Peter J. Ling. Martin Luther King, Jr. New York: Routledge, 2002. 356 pages. ISBN: 0415216656. Reviewed by Stephen Angell for the Journal of Southern Religion.


With an abundance of sources and scholarship available on Martin Luther King, Jr., the author of a brief biography such as this one has to make some careful choices. Peter Ling, Senior Lecturer in American Studies at the University of Nottingham, has chosen to write a treatment of King that focuses on his life and times, much in the manner of celebrated King biographers Taylor Branch and David Garrow, whose work he gratefully acknowledges as an influence. In many respects, this book is more a history of the many parts of the civil rights movement that had close contact with King than it is a biography of King himself.


"What emerges from Ling's treatment is largely an appreciative but critical appraisal of King's strategic positioning, of his decisions and actions in the public sphere"

What emerges from Ling's treatment is largely an appreciative but critical appraisal of King's strategic positioning, of his decisions and actions in the public sphere. There is a measure of paradox in Ling's treatment of King. He finds King as most successful in the period of 1963 to 1965 when such campaigns as Birmingham, St. Augustine, and Selma helped to transform the nation's attitude and catalyzed the passage of important legislation, but notes that King's success was most dependent at that time on the work of others. Conversely, his public activity from 1965 to 1968 was far less successful, but more heroic, in Ling's view, because his calling to a prophetic ministry propelled him to take controversial stands to work for an end to poverty and an end to the Vietnam War, even as King was fully aware that his stands would be unpopular. Ling finds a great deal of meaning in Ella Baker's dictum that "Martin did not make the movement, but the movement made Martin," but adds an important stipulation that the countermovement, both in Southern cities such as Birmingham and in the North's Chicago, also helped to fashion Martin. He thinks that the city officials during the Montgomery bus boycott constituted the first such instance, but far from the last.
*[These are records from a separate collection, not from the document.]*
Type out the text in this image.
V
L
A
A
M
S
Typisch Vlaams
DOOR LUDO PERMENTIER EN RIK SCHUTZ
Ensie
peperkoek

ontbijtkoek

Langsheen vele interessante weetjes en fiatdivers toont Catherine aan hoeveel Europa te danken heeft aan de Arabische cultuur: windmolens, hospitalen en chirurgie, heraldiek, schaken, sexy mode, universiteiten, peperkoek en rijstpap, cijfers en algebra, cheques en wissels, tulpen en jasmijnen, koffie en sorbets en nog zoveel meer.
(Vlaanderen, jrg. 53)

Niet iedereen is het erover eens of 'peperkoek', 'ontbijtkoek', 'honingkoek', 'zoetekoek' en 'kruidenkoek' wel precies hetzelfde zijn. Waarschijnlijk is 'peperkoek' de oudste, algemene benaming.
Overall, this kind of treatment may undervalue certain of King's strengths – for instance, the way that his unprecedented ability to help the media focus national attention on injustice and oppression wherever he chose to campaign against it. However, it does highlight appropriately the manifold human qualities that King brought to his public actions: not only his courage, but also sometimes hesitance or vacillation; not only his mastery of applying Biblical metaphor to current injustices, but his personal need occasionally to shed his public persona – a need that underlay not only his commitment to his family but also the extramarital involvements that J. Edgar Hoover ruthlessly exploited against him. King's humor emerges in several of the anecdotes in this book. For example, after having been subjected to his friend Ralph Abernathy's snoring in a jail cell, King prayed at a subsequent fundraiser (with Abernathy present) that "Let me be sure to be arrested with people who don't snore"(111). In short, Ling's well-informed portrait of King is characterized by subtlety, sensitivity, complexity, and believability.
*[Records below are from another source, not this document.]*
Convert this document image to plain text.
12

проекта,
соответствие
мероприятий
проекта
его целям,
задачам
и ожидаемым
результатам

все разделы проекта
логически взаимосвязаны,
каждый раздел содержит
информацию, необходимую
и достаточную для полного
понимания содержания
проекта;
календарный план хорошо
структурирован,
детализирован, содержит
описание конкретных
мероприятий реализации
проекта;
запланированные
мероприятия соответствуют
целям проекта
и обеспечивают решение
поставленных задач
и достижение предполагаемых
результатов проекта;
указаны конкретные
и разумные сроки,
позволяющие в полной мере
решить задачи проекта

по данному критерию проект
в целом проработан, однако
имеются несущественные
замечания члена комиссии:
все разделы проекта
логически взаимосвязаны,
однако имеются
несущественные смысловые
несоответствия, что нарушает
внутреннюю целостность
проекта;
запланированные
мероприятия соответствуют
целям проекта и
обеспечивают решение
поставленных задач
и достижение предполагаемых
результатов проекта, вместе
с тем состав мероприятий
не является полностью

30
Unfortunately, Ling does not devote much attention to the issue of religion in the Civil Rights movement, which probably results from the hard choices that the brevity of his project forced him to make. King's warm upbringing in his father's Baptist church and the intellectual quest that resulted in his receiving a Ph.D. in religion from Boston University by age twenty-five are both well described. Ling gives a brief sketch of the constellation of black churches and preachers in Montgomery, Alabama, at the inception of the bus boycott in 1955.
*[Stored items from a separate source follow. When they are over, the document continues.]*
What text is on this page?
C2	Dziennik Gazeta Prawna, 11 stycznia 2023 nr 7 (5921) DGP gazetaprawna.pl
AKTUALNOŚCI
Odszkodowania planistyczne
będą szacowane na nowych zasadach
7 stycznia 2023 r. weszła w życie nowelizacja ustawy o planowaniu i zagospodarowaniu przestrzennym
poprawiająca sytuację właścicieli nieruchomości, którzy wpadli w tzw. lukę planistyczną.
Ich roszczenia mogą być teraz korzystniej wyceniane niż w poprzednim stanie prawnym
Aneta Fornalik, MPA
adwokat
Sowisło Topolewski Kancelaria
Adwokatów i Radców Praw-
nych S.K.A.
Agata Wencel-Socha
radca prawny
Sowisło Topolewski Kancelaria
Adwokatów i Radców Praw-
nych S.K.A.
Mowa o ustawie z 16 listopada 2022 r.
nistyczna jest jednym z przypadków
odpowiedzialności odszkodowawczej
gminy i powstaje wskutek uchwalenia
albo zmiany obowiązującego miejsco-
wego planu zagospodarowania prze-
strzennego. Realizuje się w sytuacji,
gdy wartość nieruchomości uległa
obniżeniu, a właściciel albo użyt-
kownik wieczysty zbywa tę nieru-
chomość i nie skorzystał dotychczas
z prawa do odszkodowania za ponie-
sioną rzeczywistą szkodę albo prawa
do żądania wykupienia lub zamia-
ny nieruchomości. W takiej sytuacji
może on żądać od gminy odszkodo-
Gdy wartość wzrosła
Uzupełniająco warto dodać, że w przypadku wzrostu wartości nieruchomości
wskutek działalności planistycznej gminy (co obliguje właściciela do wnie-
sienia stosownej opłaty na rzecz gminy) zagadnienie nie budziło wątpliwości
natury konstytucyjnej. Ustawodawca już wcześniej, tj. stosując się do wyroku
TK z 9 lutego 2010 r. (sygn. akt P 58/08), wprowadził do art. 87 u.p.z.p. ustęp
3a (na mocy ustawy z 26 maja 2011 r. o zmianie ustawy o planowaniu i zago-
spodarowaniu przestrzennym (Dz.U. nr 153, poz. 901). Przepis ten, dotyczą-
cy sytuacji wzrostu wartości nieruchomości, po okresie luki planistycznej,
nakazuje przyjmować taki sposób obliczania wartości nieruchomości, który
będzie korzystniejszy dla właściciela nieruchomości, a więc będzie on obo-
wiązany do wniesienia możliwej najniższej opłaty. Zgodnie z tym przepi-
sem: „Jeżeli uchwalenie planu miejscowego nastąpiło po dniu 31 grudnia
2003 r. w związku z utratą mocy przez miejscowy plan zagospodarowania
After that historical moment, the attention that Ling gives to religion in King's biography declines markedly. Ling does impart a sense of King's Social Gospel convictions and the moral underpinnings of his many campaigns. He also gives a close reading of a few of King's most important speeches, and in so doing he does not ignore the religious imagery. However, Ling provides little light on his work as a minister or preacher (other than his work as a preacher to the world through the Southern Christian Leadership Conference), and he does not include any substantive discussion of King's ecclesiastical commitments or arguments. His disagreements with Joseph H. Jackson, for example, leading to the formation of the Progressive National Baptist Convention in 1961, are only subject to an allusion in a single subordinate clause. One would be well advised to consult such additional resources as John Ansbro, Lewis V. Baldwin, Baldwin and Amiri YaSin Al-Hadid, Taylor Branch, Clayborne Carson, James H. Cone, Richard Lischer, and Kenneth L. Smith and Ira G. Zepp for more thorough treatments of King's religion, especially during the height of his public leadership from 1955 to 1968.

In conclusion, Ling presents a very informative and helpful portrait of King's public career as a civil rights leader, but readers for whom King's religion is a primary matter of concern may be disappointed at the lack of attention Ling gives to this subject.